The HITRUST De-Identification Framework was developed to offer a solution to the challenges facing the industry regarding de-identification. Developed in collaboration with information security, and de-identification professionals; the HITRUST De-Identification Framework provides a consistent, managed methodology for the de-identification of data and the sharing of compliance and risk information amongst entities and their key stakeholders.

After review of multiple de-identification programs and methods, including those propounded by agencies in the United States, Canada, and the United Kingdom, the HITRUST De-Identification Working Group (DIWG) believed that no one method is appropriate for all organizations. Instead, the DIWG has identified twelve criteria for a successful de-identification program and methodology that can be scaled for use with any organization.
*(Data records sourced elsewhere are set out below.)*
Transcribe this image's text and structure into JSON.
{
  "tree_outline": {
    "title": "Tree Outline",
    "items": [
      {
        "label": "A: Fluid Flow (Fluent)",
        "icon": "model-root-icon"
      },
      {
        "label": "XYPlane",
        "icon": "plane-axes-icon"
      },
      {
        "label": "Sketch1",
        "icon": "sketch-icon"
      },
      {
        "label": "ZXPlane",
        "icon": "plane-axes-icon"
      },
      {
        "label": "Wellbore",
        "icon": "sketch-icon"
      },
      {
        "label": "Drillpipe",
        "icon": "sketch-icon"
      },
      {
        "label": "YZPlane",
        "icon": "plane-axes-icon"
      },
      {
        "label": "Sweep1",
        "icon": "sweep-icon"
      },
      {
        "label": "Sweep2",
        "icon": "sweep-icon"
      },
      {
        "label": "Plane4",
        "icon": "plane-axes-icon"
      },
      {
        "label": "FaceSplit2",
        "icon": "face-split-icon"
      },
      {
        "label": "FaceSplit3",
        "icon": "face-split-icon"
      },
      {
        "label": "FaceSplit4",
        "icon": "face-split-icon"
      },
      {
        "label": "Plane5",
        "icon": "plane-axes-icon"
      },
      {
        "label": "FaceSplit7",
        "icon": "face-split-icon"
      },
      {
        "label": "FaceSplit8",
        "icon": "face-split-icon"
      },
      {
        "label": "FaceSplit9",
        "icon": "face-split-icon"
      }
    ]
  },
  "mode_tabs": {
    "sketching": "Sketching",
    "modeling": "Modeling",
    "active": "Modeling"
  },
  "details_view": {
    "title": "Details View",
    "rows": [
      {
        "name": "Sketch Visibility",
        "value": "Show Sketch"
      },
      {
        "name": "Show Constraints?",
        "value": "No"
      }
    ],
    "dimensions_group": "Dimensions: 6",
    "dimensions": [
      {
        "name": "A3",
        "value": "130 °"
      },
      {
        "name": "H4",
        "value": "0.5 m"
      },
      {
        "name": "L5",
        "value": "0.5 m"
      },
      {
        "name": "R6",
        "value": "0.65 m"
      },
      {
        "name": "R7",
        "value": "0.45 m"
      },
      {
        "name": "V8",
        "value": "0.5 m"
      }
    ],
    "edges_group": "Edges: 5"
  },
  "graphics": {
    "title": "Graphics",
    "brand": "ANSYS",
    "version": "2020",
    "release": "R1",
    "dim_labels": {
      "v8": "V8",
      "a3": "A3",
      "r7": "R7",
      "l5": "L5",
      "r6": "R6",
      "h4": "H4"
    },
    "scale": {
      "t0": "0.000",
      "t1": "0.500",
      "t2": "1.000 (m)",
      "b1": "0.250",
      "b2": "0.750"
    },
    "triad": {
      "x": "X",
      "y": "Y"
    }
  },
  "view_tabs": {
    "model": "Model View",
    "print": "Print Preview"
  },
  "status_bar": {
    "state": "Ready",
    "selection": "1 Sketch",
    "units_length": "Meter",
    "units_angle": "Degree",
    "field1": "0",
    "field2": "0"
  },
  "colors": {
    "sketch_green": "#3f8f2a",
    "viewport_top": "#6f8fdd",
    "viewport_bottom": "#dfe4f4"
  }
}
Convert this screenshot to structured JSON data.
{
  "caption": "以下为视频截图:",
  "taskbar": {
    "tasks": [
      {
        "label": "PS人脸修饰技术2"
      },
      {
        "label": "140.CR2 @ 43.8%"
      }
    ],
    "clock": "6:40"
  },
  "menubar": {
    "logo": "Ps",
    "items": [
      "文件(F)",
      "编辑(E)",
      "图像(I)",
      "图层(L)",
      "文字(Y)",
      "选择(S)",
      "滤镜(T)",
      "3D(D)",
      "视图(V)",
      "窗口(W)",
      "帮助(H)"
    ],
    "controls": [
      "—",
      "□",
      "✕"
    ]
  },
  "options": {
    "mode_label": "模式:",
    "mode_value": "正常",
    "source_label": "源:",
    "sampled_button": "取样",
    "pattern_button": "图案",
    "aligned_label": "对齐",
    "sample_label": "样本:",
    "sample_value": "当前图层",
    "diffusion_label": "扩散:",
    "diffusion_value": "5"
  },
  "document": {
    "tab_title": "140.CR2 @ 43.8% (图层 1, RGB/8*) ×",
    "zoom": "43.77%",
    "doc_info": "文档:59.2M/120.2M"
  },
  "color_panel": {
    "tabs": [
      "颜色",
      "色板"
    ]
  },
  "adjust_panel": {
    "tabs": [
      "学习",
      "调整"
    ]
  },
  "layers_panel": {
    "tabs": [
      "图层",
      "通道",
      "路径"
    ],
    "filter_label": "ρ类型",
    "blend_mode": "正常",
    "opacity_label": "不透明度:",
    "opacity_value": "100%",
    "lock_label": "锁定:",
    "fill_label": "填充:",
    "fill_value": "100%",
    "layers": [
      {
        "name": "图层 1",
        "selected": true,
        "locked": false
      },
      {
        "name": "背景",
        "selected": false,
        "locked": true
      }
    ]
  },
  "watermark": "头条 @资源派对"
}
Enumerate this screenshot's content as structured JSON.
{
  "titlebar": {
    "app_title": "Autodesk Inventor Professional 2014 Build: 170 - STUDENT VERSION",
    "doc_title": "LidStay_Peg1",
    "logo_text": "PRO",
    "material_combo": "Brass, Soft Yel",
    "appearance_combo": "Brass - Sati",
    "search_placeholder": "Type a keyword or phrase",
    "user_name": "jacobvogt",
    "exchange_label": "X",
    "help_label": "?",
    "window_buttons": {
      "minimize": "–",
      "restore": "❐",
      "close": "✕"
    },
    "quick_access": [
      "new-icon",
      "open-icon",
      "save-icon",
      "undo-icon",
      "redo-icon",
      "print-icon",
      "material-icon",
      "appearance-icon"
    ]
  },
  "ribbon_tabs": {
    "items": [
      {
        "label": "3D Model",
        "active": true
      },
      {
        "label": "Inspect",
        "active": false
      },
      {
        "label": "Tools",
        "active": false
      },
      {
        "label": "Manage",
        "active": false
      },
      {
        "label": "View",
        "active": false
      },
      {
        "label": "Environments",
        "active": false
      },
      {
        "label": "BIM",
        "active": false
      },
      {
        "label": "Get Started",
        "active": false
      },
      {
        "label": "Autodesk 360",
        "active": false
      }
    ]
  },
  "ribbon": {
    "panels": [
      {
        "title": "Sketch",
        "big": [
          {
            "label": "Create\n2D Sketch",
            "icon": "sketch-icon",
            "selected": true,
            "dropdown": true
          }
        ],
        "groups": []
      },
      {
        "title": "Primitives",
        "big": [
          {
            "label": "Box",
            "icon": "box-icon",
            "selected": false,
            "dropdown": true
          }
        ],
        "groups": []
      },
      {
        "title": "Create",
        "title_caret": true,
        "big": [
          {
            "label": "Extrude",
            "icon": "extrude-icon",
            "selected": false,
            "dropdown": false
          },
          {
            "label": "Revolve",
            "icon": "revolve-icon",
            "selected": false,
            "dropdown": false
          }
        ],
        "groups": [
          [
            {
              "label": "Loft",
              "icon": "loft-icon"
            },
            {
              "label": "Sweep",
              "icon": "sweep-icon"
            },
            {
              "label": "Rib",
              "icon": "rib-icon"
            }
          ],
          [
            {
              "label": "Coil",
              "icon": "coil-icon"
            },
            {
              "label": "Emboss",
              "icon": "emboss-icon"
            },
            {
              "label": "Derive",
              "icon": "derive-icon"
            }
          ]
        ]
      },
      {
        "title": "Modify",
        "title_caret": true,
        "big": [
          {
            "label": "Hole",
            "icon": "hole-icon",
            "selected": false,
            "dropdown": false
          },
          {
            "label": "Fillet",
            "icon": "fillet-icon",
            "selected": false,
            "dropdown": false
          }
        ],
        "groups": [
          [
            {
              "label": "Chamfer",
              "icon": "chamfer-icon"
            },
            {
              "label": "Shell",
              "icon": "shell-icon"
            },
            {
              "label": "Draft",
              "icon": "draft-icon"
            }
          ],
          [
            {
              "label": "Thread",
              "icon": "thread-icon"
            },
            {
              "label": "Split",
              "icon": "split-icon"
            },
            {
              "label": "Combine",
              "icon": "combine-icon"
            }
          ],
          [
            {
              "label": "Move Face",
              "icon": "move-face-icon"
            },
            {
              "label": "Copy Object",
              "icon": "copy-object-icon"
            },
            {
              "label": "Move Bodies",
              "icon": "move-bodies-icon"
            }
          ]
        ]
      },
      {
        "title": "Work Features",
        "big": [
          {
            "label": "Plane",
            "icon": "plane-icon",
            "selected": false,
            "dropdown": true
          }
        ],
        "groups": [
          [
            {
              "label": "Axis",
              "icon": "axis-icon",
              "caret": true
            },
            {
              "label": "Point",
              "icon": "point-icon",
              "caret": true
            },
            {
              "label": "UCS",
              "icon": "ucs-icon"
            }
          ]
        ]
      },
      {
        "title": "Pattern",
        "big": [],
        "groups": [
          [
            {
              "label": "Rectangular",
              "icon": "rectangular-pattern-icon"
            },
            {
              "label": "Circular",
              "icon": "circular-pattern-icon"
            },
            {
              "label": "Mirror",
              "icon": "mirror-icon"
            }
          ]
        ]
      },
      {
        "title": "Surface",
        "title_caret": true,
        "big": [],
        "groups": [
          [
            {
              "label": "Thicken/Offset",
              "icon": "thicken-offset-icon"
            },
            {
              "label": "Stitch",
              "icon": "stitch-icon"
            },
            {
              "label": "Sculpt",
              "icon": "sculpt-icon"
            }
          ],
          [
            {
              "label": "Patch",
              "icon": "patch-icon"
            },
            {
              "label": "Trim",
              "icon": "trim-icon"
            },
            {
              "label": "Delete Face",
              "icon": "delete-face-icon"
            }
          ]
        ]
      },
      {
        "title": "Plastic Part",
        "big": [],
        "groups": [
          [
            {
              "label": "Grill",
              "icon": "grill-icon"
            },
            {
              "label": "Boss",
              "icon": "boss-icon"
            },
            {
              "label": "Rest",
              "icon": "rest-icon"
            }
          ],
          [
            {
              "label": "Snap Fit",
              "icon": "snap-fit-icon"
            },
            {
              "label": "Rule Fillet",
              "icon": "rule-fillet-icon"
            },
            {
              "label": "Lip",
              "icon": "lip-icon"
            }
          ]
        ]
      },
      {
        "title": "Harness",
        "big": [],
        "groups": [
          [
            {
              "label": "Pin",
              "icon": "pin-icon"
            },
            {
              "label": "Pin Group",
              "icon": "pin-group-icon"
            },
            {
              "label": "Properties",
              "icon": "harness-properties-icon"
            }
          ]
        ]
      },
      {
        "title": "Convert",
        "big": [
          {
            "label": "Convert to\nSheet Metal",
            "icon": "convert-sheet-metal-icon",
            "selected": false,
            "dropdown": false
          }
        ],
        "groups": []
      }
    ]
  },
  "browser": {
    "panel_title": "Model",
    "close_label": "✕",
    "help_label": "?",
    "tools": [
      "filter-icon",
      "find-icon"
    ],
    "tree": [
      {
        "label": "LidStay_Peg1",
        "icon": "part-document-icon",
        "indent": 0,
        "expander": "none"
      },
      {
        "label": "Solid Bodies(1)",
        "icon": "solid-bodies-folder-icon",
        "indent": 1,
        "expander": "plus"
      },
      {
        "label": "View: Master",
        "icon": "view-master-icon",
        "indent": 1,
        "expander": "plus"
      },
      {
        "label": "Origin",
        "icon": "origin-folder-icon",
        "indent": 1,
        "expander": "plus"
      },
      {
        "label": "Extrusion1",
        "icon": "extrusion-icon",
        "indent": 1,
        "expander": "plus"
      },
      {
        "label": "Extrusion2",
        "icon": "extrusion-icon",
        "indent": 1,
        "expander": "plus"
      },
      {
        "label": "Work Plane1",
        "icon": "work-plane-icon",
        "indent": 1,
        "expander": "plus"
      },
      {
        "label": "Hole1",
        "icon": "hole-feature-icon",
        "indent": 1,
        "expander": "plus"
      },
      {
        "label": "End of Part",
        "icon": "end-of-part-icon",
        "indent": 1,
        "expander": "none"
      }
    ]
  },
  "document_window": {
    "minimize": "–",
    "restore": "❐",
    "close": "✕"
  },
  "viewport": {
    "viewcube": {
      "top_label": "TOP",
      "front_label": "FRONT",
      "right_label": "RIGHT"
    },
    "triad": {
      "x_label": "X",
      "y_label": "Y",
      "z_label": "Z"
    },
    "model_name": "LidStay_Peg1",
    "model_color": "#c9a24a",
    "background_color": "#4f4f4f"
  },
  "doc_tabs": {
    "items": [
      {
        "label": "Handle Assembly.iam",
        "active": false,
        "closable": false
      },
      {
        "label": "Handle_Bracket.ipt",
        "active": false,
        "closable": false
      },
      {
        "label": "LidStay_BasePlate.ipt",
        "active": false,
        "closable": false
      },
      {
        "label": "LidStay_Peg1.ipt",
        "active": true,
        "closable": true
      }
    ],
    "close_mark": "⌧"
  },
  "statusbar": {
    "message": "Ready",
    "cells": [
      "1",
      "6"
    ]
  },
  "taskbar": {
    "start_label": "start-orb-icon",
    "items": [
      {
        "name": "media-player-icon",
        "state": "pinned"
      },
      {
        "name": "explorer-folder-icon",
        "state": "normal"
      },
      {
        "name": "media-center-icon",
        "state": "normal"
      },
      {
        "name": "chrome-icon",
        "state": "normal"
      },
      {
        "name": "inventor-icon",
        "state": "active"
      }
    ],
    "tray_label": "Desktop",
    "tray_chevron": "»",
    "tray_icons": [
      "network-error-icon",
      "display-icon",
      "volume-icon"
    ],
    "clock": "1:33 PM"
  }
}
These twelve characteristics are further divided into two general areas:

The first set of characteristics represents those for the program and the administrative controls that an organization should have in place to govern de-identification.

The second set represents how the organization can actually arrive at a de-identified data set, either on an ad hoc basis or by instituting a process that will deliver de-identified data sets.


  • Governance
  • Documentation
  • Explicit Identification of the Data Custodian and Recipients
  • External or Independent Scrutiny

De-Identification Methodology:

  • Re-Identification Risk Thresholds
  • Measurement Of Actual Re-Identification Risks
  • Identification And Management Of Direct Identifiers And Quasi-Identifiers
  • Identification Of Plausible Adversaries And Attacks
  • Identification Of Specific Data Transformation Methods And How They Reduce The Risks
  • Process And Template For The Implementation Of Re-Identification Risk Assessment And De-Identification
  • Mitigating Controls To Manage Residual Risk
  • Data Utility

Organizations can download the De-Identification Framework free of charge. In the future, the HITRUST CSF will incorporate controls into the framework to ensure organizations are De-Identifying information as required by the HIPAA Privacy Rule and the September 4, 2012, U.S. Department of Health and Human Services Guidance Regarding Methods for De-identification of Protected Health Information in Accordance with the Health Insurance Portability and Accountability Act (HIPAA) (Guidance).